Dans une affaire séparée, une cour d’appel va se prononcer le même jour sur l’arrêté d’expulsion visant 10 autres Bahreïnites – neuf hommes et une femme – qui ont été déchus de leur nationalité. Si cet arrêté est confirmé, ils seront eux-aussi aussi sous la menace d’une expulsion imminente. Ces 10 personnes font partie d’un groupe de 31 Bahreïnites, parmi lesquels d’anciens députés, des avocats, des défenseurs des droits humains et des militants de l’opposition, qui ont été déchus de leur nationalité par le ministère de l’Intérieur en novembre 2012 pour « atteintes » à la sûreté de l’État. Rendues apatrides, elles sont restées à Bahreïn et ont été accusées de résider illégalement dans le pays, ce qui leur a valu de se voir notifier un arrêté d’expulsion et d’écoper d’une amende en 2014. Un autre des 31 membres du groupe, Sheikh Hussain al Najati, a été expulsé en avril 2014.

Tout individu déchu de sa nationalité doit rendre son passeport et ses papiers d’identité et demander une autorisation de séjour en tant qu’étranger – ou quitter le pays. Ceux qui n’ont pas obtenu de permis de séjour et sont restés à Bahreïn ont été inculpés de « séjour irrégulier » et ont fait l’objet d’un arrêté d’expulsion.

« La déchéance arbitraire de nationalité fondée sur de vagues allégations est une violation inacceptable des obligations internationales de Bahreïn en matière de droits humains. Il est choquant que des citoyens bahreïnites soient ainsi rendus apatrides et privés du droit de vivre dans leur propre pays  », a déclaré James Lynch.

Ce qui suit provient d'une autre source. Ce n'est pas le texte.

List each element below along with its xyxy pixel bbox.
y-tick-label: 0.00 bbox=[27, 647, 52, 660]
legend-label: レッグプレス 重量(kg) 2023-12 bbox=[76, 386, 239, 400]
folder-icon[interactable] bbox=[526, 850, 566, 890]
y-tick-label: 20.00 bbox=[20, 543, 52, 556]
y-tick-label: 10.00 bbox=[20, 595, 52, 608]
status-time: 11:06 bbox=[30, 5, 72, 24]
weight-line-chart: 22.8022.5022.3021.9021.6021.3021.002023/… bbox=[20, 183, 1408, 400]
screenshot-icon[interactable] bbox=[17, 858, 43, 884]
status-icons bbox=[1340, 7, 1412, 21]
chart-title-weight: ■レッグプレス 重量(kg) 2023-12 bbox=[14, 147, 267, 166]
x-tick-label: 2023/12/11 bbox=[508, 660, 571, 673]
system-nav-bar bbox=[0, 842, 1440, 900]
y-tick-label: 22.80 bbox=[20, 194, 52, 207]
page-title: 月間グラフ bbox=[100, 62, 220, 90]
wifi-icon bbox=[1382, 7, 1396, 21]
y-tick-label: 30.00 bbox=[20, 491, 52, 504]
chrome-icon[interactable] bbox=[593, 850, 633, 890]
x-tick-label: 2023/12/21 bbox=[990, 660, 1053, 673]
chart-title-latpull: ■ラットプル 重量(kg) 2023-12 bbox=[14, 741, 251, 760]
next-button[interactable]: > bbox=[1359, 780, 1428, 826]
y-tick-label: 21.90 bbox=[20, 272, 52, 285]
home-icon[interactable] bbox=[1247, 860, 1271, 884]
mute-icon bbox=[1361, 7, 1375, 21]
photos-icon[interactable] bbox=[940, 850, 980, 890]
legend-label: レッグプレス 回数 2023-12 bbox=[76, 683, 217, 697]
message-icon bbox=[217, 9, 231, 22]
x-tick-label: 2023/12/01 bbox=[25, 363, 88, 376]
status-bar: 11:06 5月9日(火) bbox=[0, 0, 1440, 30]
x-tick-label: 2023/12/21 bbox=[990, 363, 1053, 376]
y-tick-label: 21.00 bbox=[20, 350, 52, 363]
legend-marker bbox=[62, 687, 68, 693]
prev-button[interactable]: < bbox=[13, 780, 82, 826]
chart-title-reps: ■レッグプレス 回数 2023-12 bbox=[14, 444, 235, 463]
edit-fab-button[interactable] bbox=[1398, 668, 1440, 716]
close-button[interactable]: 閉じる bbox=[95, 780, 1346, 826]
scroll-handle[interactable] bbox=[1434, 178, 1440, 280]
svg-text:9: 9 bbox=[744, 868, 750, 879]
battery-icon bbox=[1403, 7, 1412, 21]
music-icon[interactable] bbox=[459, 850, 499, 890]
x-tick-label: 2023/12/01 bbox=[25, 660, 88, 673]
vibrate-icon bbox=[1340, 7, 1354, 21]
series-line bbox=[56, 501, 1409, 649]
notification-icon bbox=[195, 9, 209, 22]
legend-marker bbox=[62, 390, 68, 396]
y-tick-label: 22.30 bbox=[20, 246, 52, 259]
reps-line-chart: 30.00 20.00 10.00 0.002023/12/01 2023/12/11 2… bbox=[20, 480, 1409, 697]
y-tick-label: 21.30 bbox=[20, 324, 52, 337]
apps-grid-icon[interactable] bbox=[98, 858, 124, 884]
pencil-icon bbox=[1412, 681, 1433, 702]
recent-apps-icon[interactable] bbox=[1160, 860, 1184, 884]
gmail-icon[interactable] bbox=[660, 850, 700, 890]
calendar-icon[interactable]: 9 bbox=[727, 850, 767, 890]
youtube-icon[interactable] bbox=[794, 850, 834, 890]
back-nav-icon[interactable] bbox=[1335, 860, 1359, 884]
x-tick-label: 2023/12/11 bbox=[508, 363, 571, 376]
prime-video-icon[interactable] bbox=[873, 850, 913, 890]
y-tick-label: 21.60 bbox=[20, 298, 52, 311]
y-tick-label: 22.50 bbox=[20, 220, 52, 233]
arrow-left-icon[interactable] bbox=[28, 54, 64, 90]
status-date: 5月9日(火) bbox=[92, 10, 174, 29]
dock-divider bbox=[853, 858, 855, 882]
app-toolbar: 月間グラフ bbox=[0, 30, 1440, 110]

Outre les décisions de déchéance de la nationalité prises par le ministère de l’Intérieur, les juges ont prononcé de plus en plus souvent, ces dernières années, des condamnations assorties de la privation de la nationalité, en particulier dans des affaires liées au terrorisme.

Par ailleurs, des modifications législatives récentes ont élargi les motifs pour lequels un individu peut être privé de sa nationalité. Cette mesure peut maintenant viser « quiconque dont les agissements sont contraires à son devoir de loyauté envers le royaume ». Ces nouvelles dispositions donnent aussi au ministre de l’Intérieur le pouvoir de déchoir de sa nationalité tout Bahreïnite qui adopte une autre nationalité (sauf celle d’un pays membre du Conseil de coopération du Golfe) sans autorisation préalable.

Complément d’information

Le droit à la nationalité, dont nul ne peut être privé arbitrairement, est inscrit dans la Déclaration universelle des droits de l’homme et dans le Pacte international relatif aux droits civils et politiques, auquel Bahreïn est partie. La Convention de 1961 sur la réduction des cas d’apatridie interdit également, à de très rares exceptions près, définies très précisément, toute perte de la nationalité qui engendre un état d’apatridie. Par conséquent, l’obligation d’empêcher l’apatridie est reconnue comme une norme du droit international coutumier. Le droit international relatif aux droits humains et les normes y afférentes interdisent par ailleurs les expulsions arbitraires et l’exil forcé.